I mean, no one wants to be cheated on, ever. But the WORST thing? Women will support their spouses while they sit in jail but if they cheat, it's over. I think I would prefer to find out my husband had a mistress to finding out he was a murderer, or only married to me for tax reasons, or poking holes in the condoms. Admittedly, there are serious health problems that can result from infidelity-- monogamous relationships don't pass on STDs. But that's not what people think when they first find out they've been cheated on. They think, I've been wronged.

What's even more interesting than our powerful cultural reaction to infidelity, however, is that it happens anyway. You'd think that with that much of a taboo stacked against us, cheating would be out of the question. But it isn't. Cheating happens all the time. Is it just a biological imperative to diversify the gene pool? But such liaisons don't usually produce children. You would think that the power of our collective morality would be more of a deterrent.

The other factor is, no one wants to be cheated on, and yet many people cheat-- why? Why do people think, It's okay that I cheat, but if my significant other did, then it's over? Some people claim it's justified-- He's busy at work, she's always too tired-- but in the end, no justification is enough if they are the abandoned one.

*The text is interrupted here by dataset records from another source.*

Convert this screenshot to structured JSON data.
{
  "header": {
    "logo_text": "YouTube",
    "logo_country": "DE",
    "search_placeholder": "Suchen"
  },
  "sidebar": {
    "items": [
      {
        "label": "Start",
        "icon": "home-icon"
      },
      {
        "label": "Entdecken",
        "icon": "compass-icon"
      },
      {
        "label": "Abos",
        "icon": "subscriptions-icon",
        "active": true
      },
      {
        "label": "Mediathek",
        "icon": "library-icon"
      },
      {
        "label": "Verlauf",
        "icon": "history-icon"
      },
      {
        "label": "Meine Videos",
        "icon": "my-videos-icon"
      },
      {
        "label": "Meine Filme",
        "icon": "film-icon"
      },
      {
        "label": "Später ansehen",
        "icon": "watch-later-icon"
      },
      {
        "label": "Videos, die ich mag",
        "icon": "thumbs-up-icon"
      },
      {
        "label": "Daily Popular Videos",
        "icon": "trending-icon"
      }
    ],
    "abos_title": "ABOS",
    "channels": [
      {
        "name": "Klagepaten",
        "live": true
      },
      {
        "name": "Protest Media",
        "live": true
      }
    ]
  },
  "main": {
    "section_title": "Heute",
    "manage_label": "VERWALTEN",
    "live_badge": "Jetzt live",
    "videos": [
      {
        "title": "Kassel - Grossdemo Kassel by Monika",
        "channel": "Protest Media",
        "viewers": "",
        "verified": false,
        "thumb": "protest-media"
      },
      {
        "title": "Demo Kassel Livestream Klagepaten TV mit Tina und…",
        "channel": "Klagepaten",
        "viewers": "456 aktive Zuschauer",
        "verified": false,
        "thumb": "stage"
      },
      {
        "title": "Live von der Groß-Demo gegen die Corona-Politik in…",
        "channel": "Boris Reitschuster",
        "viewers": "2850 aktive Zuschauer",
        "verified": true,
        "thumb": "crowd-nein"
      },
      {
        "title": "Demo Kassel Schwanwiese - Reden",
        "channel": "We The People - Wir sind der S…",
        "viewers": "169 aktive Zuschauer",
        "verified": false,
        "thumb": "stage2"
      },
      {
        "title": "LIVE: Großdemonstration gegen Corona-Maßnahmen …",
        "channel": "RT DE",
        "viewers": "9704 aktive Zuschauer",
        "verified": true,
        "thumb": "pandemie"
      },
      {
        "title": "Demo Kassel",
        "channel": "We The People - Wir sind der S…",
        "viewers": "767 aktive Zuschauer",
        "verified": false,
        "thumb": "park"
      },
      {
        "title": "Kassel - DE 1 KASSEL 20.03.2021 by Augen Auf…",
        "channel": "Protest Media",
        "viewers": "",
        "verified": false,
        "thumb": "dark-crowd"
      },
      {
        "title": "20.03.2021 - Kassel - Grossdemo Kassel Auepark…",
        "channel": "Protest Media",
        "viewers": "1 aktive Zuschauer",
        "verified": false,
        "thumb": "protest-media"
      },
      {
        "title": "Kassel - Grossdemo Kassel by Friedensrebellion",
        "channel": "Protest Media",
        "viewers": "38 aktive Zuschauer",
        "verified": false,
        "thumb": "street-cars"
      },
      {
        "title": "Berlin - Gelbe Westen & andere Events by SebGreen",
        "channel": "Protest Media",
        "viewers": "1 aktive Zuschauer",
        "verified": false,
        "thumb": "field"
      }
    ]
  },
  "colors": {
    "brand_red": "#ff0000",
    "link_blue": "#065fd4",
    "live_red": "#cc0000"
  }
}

I wonder about this because the thought of cheating, for me, is unfathomable. I really can't imagine a situation where I would. Finding a date is HARD, why would I go back to it once I had someone? If I was truly unhappy in a marriage, I would divorce, after much counseling had failed. And yet, the first thought I would have if I found out my spouse had been cheating would more likely be, Oh, shit, did I get some disease? followed by Oh, shit, did he have a KID? followed by Why did he cheat, what have I been doing wrong, why didn't he tell me if he was unhappy, and oh god, what if he wants to leave me for her? It wouldn't be, He betrayed me-- he deserves to die, or at least lose as much of his money as possible in a messy divorce.

It's interesting.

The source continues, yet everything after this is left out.